How to Read Those Key Reports

THAT PROBABLY SOUNDS like a lot of high-powered stuff to absorb at one time—everything from orders for durable goods to how we're doing in international trade.

The good news is that most of the work has been done for you already. Economy-watching has become a big-time occupation in the U.S. We're the richest country in the history of the world. We earn more, spend more and invest more than any other nation. Tracking the economy and explaining things in ways that non-economists (including you) can understand has become one of the major growth industries of the day.

Every report that comes out will be covered in the media—newspapers, magazines, radio and TV. Within minutes of each announcement, such outlets as CNBC and CNN will start analyzing and interpreting it. The Wall Street Journal will cover all these economic reports—and many, many more—in great depth. Your hometown newspaper will cover the highlights of the key reports and the stock market column in your newspaper will explain the impact that each report had on the investment markets.

And that's just the start. The weekly news magazines—Time, Newsweek and US News & World Report cover the economy in depth. So do the personal finance publications—Money, SmartMoney, Kiplinger's and more. So do Barron's, Forbes, Fortune, Business Week, etc. And check all your favorite sites on the Internet.
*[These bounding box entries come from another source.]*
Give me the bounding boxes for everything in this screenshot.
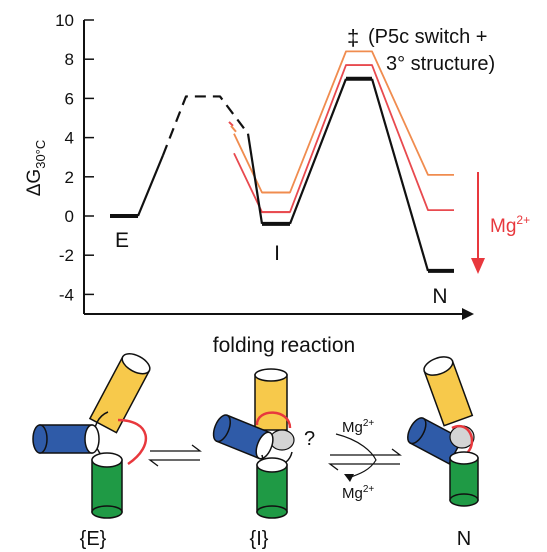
mg-top-base: Mg <box>342 419 363 436</box>
y-tick-label: 8 <box>65 50 74 69</box>
y-tick-label: 10 <box>55 11 74 30</box>
series-red-path <box>233 64 454 213</box>
I-yellow-helix-top <box>254 368 288 382</box>
label-E-state: {E} <box>80 528 107 550</box>
I-red-loop <box>255 411 292 429</box>
y-axis-label-main: ΔG <box>24 169 45 196</box>
I-blue-helix-left-end <box>212 414 231 443</box>
y-axis-label-sub: 30°C <box>33 140 48 169</box>
E-green-helix-end <box>91 452 123 468</box>
E-green-helix-bottom <box>91 505 123 519</box>
equilibrium-I-N: Mg2+ Mg2+ <box>328 418 402 502</box>
mg-top-label: Mg2+ <box>342 418 374 436</box>
question-mark: ? <box>304 428 315 450</box>
ts-annotation-line1: (P5c switch + <box>368 26 487 48</box>
I-green-helix-end <box>256 457 288 473</box>
mg-top-sup: 2+ <box>363 418 375 429</box>
I-yellow-helix <box>254 374 288 431</box>
mg-label-base: Mg <box>490 216 516 237</box>
ts-dagger: ‡ <box>347 25 359 50</box>
x-axis-label: folding reaction <box>213 334 355 357</box>
series-black-I-descent <box>246 133 264 225</box>
energy-curves <box>110 50 454 273</box>
y-tick-label: 4 <box>65 129 74 148</box>
y-tick-label: 0 <box>65 207 74 226</box>
I-blue-helix-end <box>255 431 274 460</box>
series-black-N-descent <box>370 78 430 272</box>
I-green-helix <box>256 464 288 513</box>
mg-binding-curve <box>335 433 377 479</box>
state-label-N: N <box>432 285 447 308</box>
E-yellow-helix-end <box>121 353 151 375</box>
series-black-E-rise <box>136 154 165 217</box>
label-I-state: {I} <box>250 528 269 550</box>
mg-bottom-label: Mg2+ <box>342 484 374 502</box>
series-red-fragment <box>228 121 234 127</box>
N-green-helix-end <box>449 451 479 465</box>
y-ticks: 10 8 6 4 2 0 -2 -4 <box>55 11 94 304</box>
mg-label: Mg2+ <box>490 213 530 237</box>
series-black-TS2-rise <box>288 78 348 225</box>
mg-bottom-base: Mg <box>342 485 363 502</box>
state-label-E: E <box>115 229 129 252</box>
label-N-state: N <box>457 528 471 550</box>
y-tick-label: -4 <box>59 285 74 304</box>
N-red-loop <box>451 424 474 453</box>
mg-label-sup: 2+ <box>516 213 530 227</box>
N-blue-helix-left-end <box>407 417 427 445</box>
y-tick-label: 6 <box>65 89 74 108</box>
structure-E: {E} <box>32 353 151 550</box>
structure-N: N <box>407 356 479 550</box>
structure-I: ? {I} <box>212 368 315 550</box>
x-axis-arrowhead <box>462 308 474 320</box>
I-green-helix-bottom <box>256 505 288 519</box>
state-label-I: I <box>274 242 280 265</box>
schematic: {E} ? <box>32 353 479 550</box>
equilibrium-E-I <box>148 444 202 467</box>
ts-annotation-line2: 3° structure) <box>386 53 495 75</box>
E-green-helix <box>91 459 123 513</box>
N-yellow-helix-end <box>423 356 454 376</box>
mg-bottom-sup: 2+ <box>363 484 375 495</box>
y-tick-label: 2 <box>65 168 74 187</box>
E-blue-helix-end <box>84 424 100 454</box>
y-axis-label: ΔG30°C <box>24 140 48 197</box>
N-green-helix-bottom <box>449 493 479 507</box>
series-black-TS1-dashed <box>161 95 249 156</box>
E-red-loop <box>117 418 148 466</box>
y-tick-label: -2 <box>59 246 74 265</box>
E-blue-helix-left-end <box>32 424 48 454</box>
mg-arrow-head <box>471 258 485 274</box>
series-orange-fragment <box>230 125 237 133</box>
E-blue-helix <box>39 424 93 454</box>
The bottom line is this: You won't have any trouble tracking the ebb and flow of the economy. There is so much economic coverage these days that you won't have to worry about how to find news of the economy. It will find you. The danger isn't knowing too little, but being drowned under too much. Keeping tabs on the economy is no trick at all. Your mission is to keep sharpening your skills as an interpreter of the economy—getting better and better at it, year after year.